Their victim, who was 18 at the time, appealed the decision, as did the defendants, who called themselves “the Wolf Pack” in a social media messaging group.
The men raped the woman in a doorway in the early hours of the morning at the 2016 San Fermin festival.
A rape charge in Spain requires the victim to show there was evidence of intimidation or violence such as showing a knife or hitting the victim. The lower court decided this case did not meet those requirements as the woman was passive and did not struggle.
But the Supreme Court has decided otherwise.

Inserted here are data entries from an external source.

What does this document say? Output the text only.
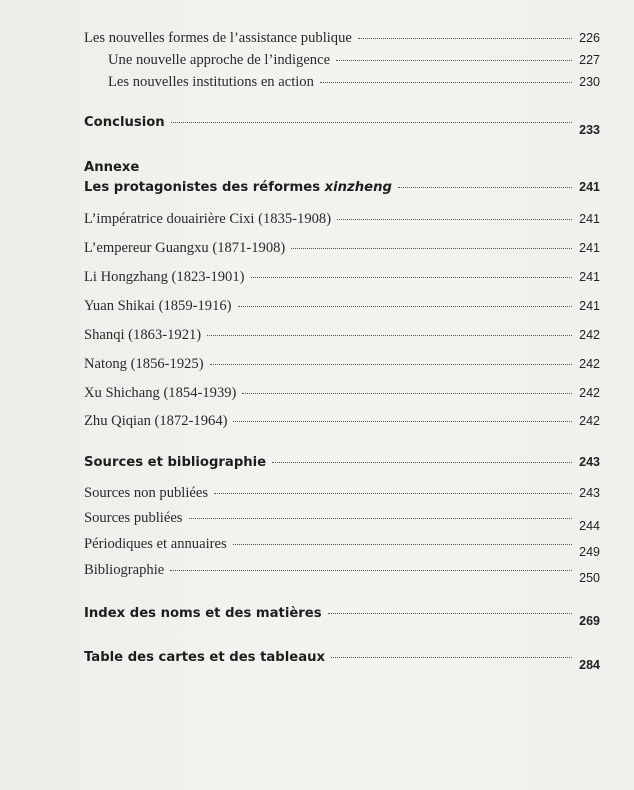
Les nouvelles formes de l’assistance publique	226
Une nouvelle approche de l’indigence	227
Les nouvelles institutions en action	230
Conclusion	233
Annexe
Les protagonistes des réformes xinzheng	241
L’impératrice douairière Cixi (1835-1908)	241
L’empereur Guangxu (1871-1908)	241
Li Hongzhang (1823-1901)	241
Yuan Shikai (1859-1916)	241
Shanqi (1863-1921)	242
Natong (1856-1925)	242
Xu Shichang (1854-1939)	242
Zhu Qiqian (1872-1964)	242
Sources et bibliographie	243
Sources non publiées	243
Sources publiées	244
Périodiques et annuaires	249
Bibliographie	250
Index des noms et des matières	269
Table des cartes et des tableaux	284
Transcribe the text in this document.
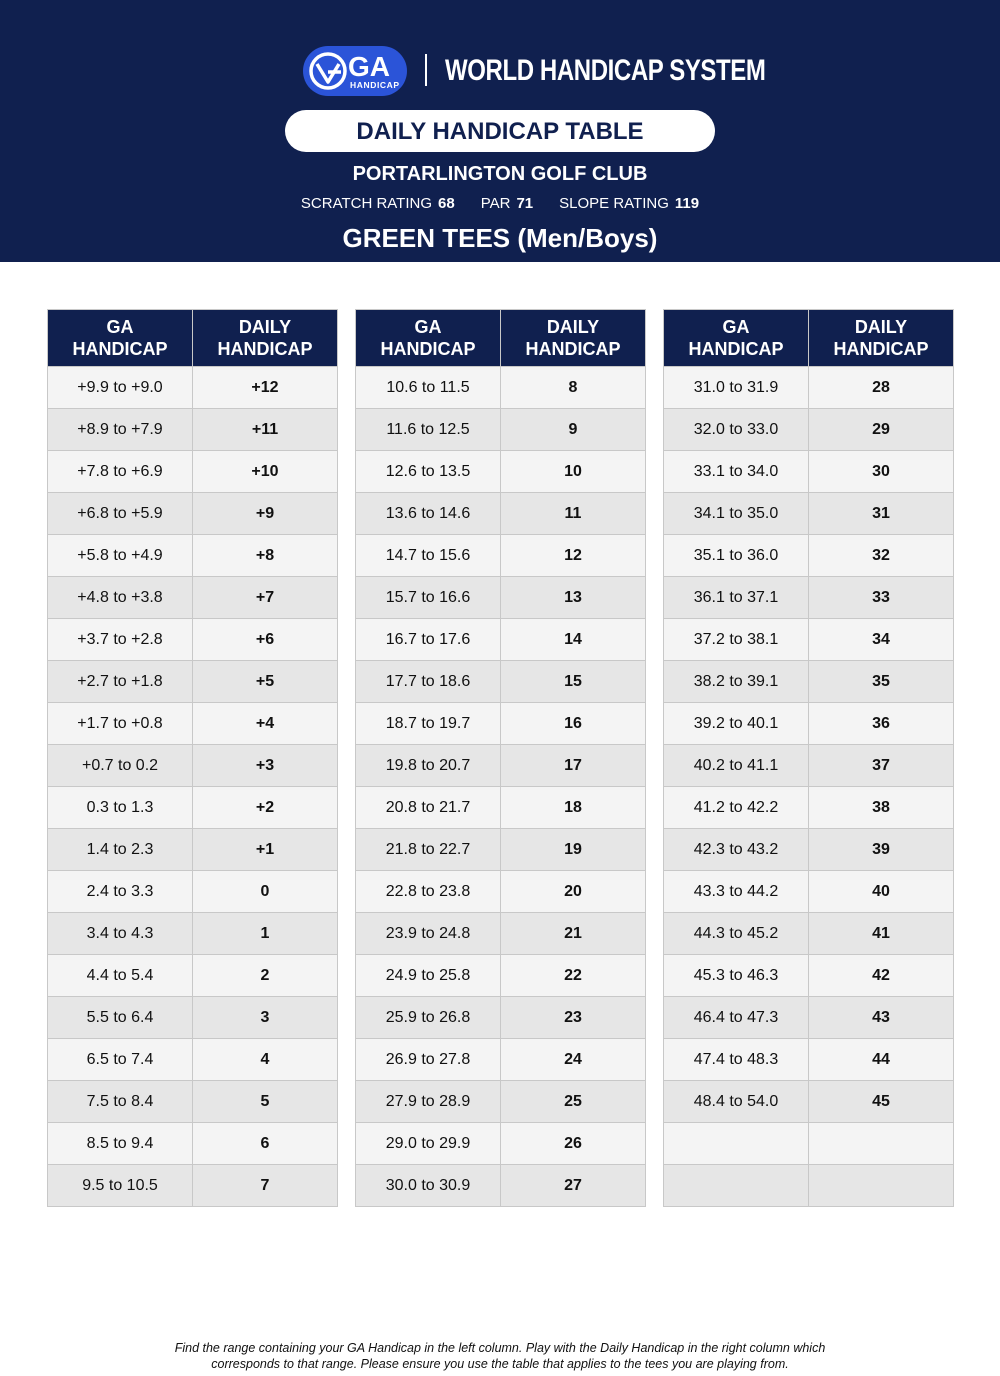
GA
HANDICAP WORLD HANDICAP SYSTEM
DAILY HANDICAP TABLE
PORTARLINGTON GOLF CLUB
SCRATCH RATING 68 PAR 71 SLOPE RATING 119
GREEN TEES (Men/Boys)
GA
HANDICAP	DAILY
HANDICAP
+9.9 to +9.0	+12
+8.9 to +7.9	+11
+7.8 to +6.9	+10
+6.8 to +5.9	+9
+5.8 to +4.9	+8
+4.8 to +3.8	+7
+3.7 to +2.8	+6
+2.7 to +1.8	+5
+1.7 to +0.8	+4
+0.7 to 0.2	+3
0.3 to 1.3	+2
1.4 to 2.3	+1
2.4 to 3.3	0
3.4 to 4.3	1
4.4 to 5.4	2
5.5 to 6.4	3
6.5 to 7.4	4
7.5 to 8.4	5
8.5 to 9.4	6
9.5 to 10.5	7
GA
HANDICAP	DAILY
HANDICAP
10.6 to 11.5	8
11.6 to 12.5	9
12.6 to 13.5	10
13.6 to 14.6	11
14.7 to 15.6	12
15.7 to 16.6	13
16.7 to 17.6	14
17.7 to 18.6	15
18.7 to 19.7	16
19.8 to 20.7	17
20.8 to 21.7	18
21.8 to 22.7	19
22.8 to 23.8	20
23.9 to 24.8	21
24.9 to 25.8	22
25.9 to 26.8	23
26.9 to 27.8	24
27.9 to 28.9	25
29.0 to 29.9	26
30.0 to 30.9	27
GA
HANDICAP	DAILY
HANDICAP
31.0 to 31.9	28
32.0 to 33.0	29
33.1 to 34.0	30
34.1 to 35.0	31
35.1 to 36.0	32
36.1 to 37.1	33
37.2 to 38.1	34
38.2 to 39.1	35
39.2 to 40.1	36
40.2 to 41.1	37
41.2 to 42.2	38
42.3 to 43.2	39
43.3 to 44.2	40
44.3 to 45.2	41
45.3 to 46.3	42
46.4 to 47.3	43
47.4 to 48.3	44
48.4 to 54.0	45

Find the range containing your GA Handicap in the left column. Play with the Daily Handicap in the right column which
corresponds to that range. Please ensure you use the table that applies to the tees you are playing from.
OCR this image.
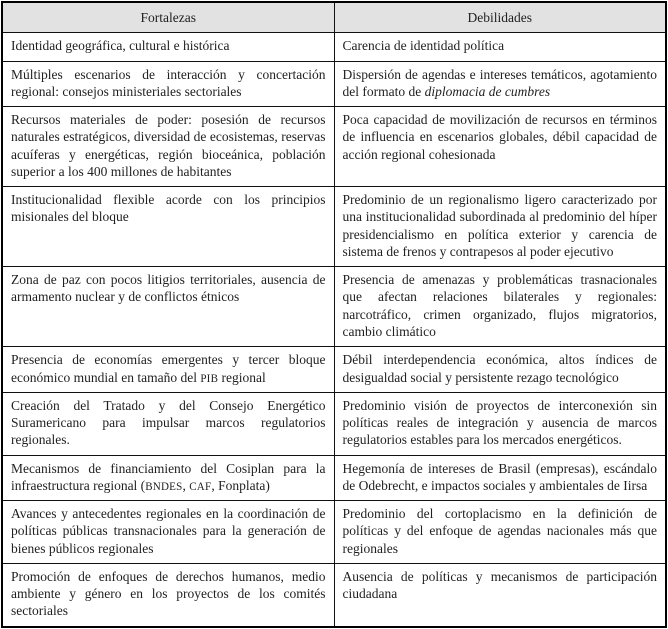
Fortalezas	Debilidades
Identidad geográfica, cultural e histórica	Carencia de identidad política
Múltiples escenarios de interacción y concertación regional: consejos ministeriales sectoriales	Dispersión de agendas e intereses temáticos, agotamiento del formato de diplomacia de cumbres
Recursos materiales de poder: posesión de recursos naturales estratégicos, diversidad de ecosistemas, reservas acuíferas y energéticas, región bioceánica, población superior a los 400 millones de habitantes	Poca capacidad de movilización de recursos en términos de influencia en escenarios globales, débil capacidad de acción regional cohesionada
Institucionalidad flexible acorde con los principios misionales del bloque	Predominio de un regionalismo ligero caracterizado por una institucionalidad subordinada al predominio del híper presidencialismo en política exterior y carencia de sistema de frenos y contrapesos al poder ejecutivo
Zona de paz con pocos litigios territoriales, ausencia de armamento nuclear y de conflictos étnicos	Presencia de amenazas y problemáticas trasnacionales que afectan relaciones bilaterales y regionales: narcotráfico, crimen organizado, flujos migratorios, cambio climático
Presencia de economías emergentes y tercer bloque económico mundial en tamaño del PIB regional	Débil interdependencia económica, altos índices de desigualdad social y persistente rezago tecnológico
Creación del Tratado y del Consejo Energético Suramericano para impulsar marcos regulatorios regionales.	Predominio visión de proyectos de interconexión sin políticas reales de integración y ausencia de marcos regulatorios estables para los mercados energéticos.
Mecanismos de financiamiento del Cosiplan para la infraestructura regional (BNDES, CAF, Fonplata)	Hegemonía de intereses de Brasil (empresas), escándalo de Odebrecht, e impactos sociales y ambientales de Iirsa
Avances y antecedentes regionales en la coordinación de políticas públicas transnacionales para la generación de bienes públicos regionales	Predominio del cortoplacismo en la definición de políticas y del enfoque de agendas nacionales más que regionales
Promoción de enfoques de derechos humanos, medio ambiente y género en los proyectos de los comités sectoriales	Ausencia de políticas y mecanismos de participación ciudadana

In its judgement the court said that the victim had been subjected to “a genuinely intimidating scenario in which she never consented to the sexual acts perpetrated by the accused.
“This intimidating situation led the victim to adopt an attitude of submission, doing what the perpetrators told her to do, despite the distress and intense strain … The accused took advantage of this to commit acts against the victim’s freedom, among them at least 10 sexual assaults.” These included rape.
In a tweet, Spain’s acting deputy prime minister and equalities minister, Carmen Calvo, said that this decision “recognised the credibility of the victim.”
She added that the decision was compatible with a governmental proposal to change the law. The aim is to clearly distinguish between rape, sexual assault, and sexual abuse.
The convicted men can appeal to the Spanish Constitutional Court and then the European Court of Justice.